Friday, June 21, 2024

David Coffin performs for Revels in May. (Image: Revels via YouTube)

Sea chantey TikTok somehow became the music that sang goodbye to 2020 and ahoy to the new year, as a Scot named Nathan Evans posted his version of “Soon May the Wellerman Come” and fellow users of the video platform posted their own videos singing along. As of late January, it had been watched more than 9 million times, according to TikTok’s community news page.

You’ve probably seen it, or the countless duets that followed as TikTok uses paired their own talents with that of Evans. But here’s the video again, for a refresher:

Yet the song is not actually a sea chantey, meant to provide a rhythm to specific labor on a sailing vessel of the 1700s and 1800s, but a whaling song that follows a chantey-like beat – so The New York Times learned last month from David Coffin, a folk musician and chantey expert from Gloucester. Coffin happens to be artist-in-residence for Revels, the music and theater organization enlivening the city for the past five decades, and perhaps not coincidentally plans a free, hourlong Sea Chantey Sing this week. (Many will know him as master of ceremonies for The Christmas Revels every year since 1991.)

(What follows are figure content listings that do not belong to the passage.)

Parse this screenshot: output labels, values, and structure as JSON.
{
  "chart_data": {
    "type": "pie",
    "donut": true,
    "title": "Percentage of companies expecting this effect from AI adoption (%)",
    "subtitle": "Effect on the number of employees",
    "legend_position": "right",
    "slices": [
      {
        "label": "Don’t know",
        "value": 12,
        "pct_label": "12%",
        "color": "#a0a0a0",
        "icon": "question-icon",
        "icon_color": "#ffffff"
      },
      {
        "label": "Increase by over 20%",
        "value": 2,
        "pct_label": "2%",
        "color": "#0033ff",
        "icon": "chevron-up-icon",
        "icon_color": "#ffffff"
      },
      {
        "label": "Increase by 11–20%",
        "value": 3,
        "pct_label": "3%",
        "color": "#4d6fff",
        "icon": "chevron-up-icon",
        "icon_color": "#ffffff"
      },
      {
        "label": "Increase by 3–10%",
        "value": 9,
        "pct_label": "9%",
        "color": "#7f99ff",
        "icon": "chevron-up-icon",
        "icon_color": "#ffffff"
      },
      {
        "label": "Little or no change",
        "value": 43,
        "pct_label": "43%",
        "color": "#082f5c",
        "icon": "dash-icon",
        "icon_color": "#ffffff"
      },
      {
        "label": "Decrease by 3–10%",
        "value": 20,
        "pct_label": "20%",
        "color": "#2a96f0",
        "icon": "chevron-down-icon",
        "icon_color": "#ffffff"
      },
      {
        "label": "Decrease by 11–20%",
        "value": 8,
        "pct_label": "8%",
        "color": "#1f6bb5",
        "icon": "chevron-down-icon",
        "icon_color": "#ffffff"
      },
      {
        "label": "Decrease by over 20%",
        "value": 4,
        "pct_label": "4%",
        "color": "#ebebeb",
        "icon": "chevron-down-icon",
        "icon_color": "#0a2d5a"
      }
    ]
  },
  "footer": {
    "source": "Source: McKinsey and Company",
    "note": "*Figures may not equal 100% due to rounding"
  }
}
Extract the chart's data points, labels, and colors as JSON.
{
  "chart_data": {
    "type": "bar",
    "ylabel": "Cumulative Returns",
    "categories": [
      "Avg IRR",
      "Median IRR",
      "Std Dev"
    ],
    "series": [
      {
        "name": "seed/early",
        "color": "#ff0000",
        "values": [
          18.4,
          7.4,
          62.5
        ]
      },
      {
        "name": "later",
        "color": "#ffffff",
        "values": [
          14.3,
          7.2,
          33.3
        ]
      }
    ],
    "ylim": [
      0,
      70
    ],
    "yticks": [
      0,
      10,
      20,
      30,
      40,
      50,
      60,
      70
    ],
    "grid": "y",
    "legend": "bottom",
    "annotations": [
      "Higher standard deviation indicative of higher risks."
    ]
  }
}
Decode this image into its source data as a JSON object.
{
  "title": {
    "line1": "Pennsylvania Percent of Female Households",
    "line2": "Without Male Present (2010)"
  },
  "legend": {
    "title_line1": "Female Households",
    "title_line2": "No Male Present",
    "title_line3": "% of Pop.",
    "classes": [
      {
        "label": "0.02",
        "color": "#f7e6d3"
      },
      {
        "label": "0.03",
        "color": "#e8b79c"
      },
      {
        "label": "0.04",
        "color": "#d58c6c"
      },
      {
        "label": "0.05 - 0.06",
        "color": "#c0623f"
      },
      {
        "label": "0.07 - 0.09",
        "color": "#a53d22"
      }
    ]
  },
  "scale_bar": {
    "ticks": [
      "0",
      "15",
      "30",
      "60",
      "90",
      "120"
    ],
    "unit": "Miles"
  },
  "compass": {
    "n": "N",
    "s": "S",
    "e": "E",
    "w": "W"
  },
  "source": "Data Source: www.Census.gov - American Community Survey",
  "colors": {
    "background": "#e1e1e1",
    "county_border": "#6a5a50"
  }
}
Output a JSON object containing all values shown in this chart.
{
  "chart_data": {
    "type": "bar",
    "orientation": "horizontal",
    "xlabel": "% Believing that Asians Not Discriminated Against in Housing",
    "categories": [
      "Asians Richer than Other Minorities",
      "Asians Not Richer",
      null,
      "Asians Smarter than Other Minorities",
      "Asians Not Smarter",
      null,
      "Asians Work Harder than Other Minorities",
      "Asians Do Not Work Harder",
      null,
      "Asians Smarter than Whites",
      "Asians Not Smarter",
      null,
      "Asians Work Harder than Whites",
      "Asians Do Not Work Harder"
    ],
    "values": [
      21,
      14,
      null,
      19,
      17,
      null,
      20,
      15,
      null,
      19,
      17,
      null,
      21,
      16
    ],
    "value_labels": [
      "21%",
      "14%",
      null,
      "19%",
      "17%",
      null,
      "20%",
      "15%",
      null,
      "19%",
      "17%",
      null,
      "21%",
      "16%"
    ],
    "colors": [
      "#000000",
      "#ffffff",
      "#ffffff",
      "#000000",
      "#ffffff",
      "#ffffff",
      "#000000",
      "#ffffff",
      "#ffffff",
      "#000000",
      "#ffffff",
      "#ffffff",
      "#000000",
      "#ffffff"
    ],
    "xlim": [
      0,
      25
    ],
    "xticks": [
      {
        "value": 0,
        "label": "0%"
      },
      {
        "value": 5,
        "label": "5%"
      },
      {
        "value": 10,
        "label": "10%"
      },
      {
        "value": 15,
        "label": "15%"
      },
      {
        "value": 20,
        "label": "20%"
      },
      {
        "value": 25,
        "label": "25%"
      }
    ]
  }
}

Coffin will sing with fellow maritime musician, educator and chantey expert Celeste Bernardo with a cameo from a Nils Fredland, of Revels.

“Through the course of the evening we will explain but mostly sing many different forms of chanteys – capstan/pumping/windlass, halyard, long and short haul chanteys, to name a few,” Revels organizers said in a Monday email, “plus we’ll take a brief look at the TikTok chantey craze and share some examples from the platform.”